Die Geschichte um Eriksen hat den Fußball insgesamt wieder ein bisschen mehr zusammengeschweißt – und gezeigt, dass es nicht nur um das große Geld geht, sondern vor allem um Emotionen. Deshalb finde ich es auch absolut menschlich, dass ARD-Kommentator Tom Bartels im entscheidenden Spiel über die Dänen etwas positiver berichtete als über den Gegner aus Russland.
Dass das den russischen Fans im ersten Moment etwas negativ aufstößt, ist natürlich vollkommen verständlich. Aber seien wir doch mal ehrlich: In diesem Spiel haben doch 90 Prozent der neutralen Fans aufgrund der Eriksen-Situation zu den Dänen gehalten und sich für sie gefreut – ähnlich wie 1992, als das dänische Team quasi aus dem Urlaub als Nachrücker sensationell den Titel gewann. Da haben sogar viele Deutsche im Finale insgeheim den Dänen die Daumen gedrückt.
Delaney und "das gleiche Gefühl" wie 1992
Kein Wunder, dass Delaney bei den Menschen in Dänemark "das gleiche Gefühl wie damals" ausmacht. Und ein Märchen wie 1992 ist für Dänemark durchaus drin. Dazu müsste natürlich viel zusammenkommen. Doch das war vor 29 Jahren auch der Fall. Danish Dynamite 2.0 – das hätte doch was.
Dänemark hat den besseren Kader, aber man darf die Waliser auf keinen Fall unterschätzen. Denn Wales ist weit mehr als Superstar Gareth Bale, auch wenn er natürlich der Fixpunkt ist.
Die Waliser sind eine grundsolide Mannschaft, die den technisch starken Dänen mit ihrer schnellen, körperlichen Spielweise zusetzen wird – und dazu mit Aaron Ramsey von Juventus oder Joe Allen weitere starke Individualisten besitzt.

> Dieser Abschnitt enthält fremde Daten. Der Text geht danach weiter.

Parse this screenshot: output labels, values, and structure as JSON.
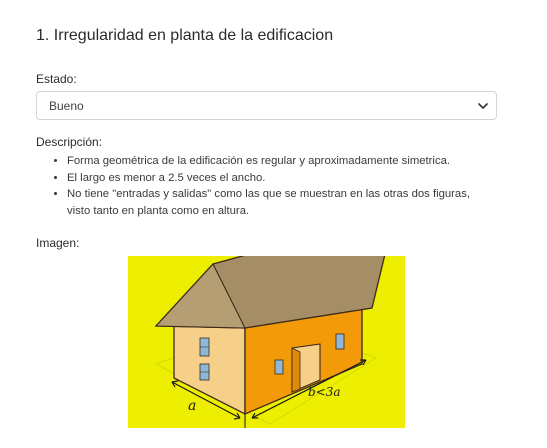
{
  "section": {
    "title": "1. Irregularidad en planta de la edificacion"
  },
  "estado": {
    "label": "Estado:",
    "selected": "Bueno"
  },
  "descripcion": {
    "label": "Descripción:",
    "items": [
      "Forma geométrica de la edificación es regular y aproximadamente simetrica.",
      "El largo es menor a 2.5 veces el ancho.",
      "No tiene \"entradas y salidas\" como las que se muestran en las otras dos figuras, visto tanto en planta como en altura."
    ]
  },
  "imagen": {
    "label": "Imagen:",
    "dim_a": "a",
    "dim_b": "b<3a",
    "background_color": "#eeee00"
  },
  "icons": {
    "select_arrow": "chevron-down-icon"
  }
}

Am spannendsten finde ich aber einen anderen Spieler – Kieffer Moore. Mit knapp zwei Metern Körpergröße wirkt er im Sturm oft schlaksig und alles andere als elegant. Und unter uns: Besonders gut ist er technisch auch nicht. Dennoch werden die Dänen mit ihm ihre Probleme haben, denn Moore ist genau der Typ Stürmer, gegen den man als Abwehrspieler auf keinen Fall spielen will – kantig, körperlich, extrem kopfballstark und immer mit vollem Einsatz unterwegs. Eine knallharte Neun, ein Charakter wie Sandro Wagner damals.
Zusätzlich befindet sich Moore mit 28 Jahren in der Form seines Lebens und hat bereits ein EM-Tor erzielt. Das ist umso erstaunlicher, weil er vor nicht allzu langer Zeit noch in der fünften, sechsten Liga rumkickte. Dann war er mal vertragslos – und tingelte anschließend durch die zweite und dritte englische Liga. Der Knoten platzte so richtig erst in dieser Saison, als er bei Zweitligist Cardiff 20 Tore erzielte. Für Wales ist Moore daher aktuell wie ein Sechser im Lotto. Doch unter dem Strich bleibt Dänemark Favorit.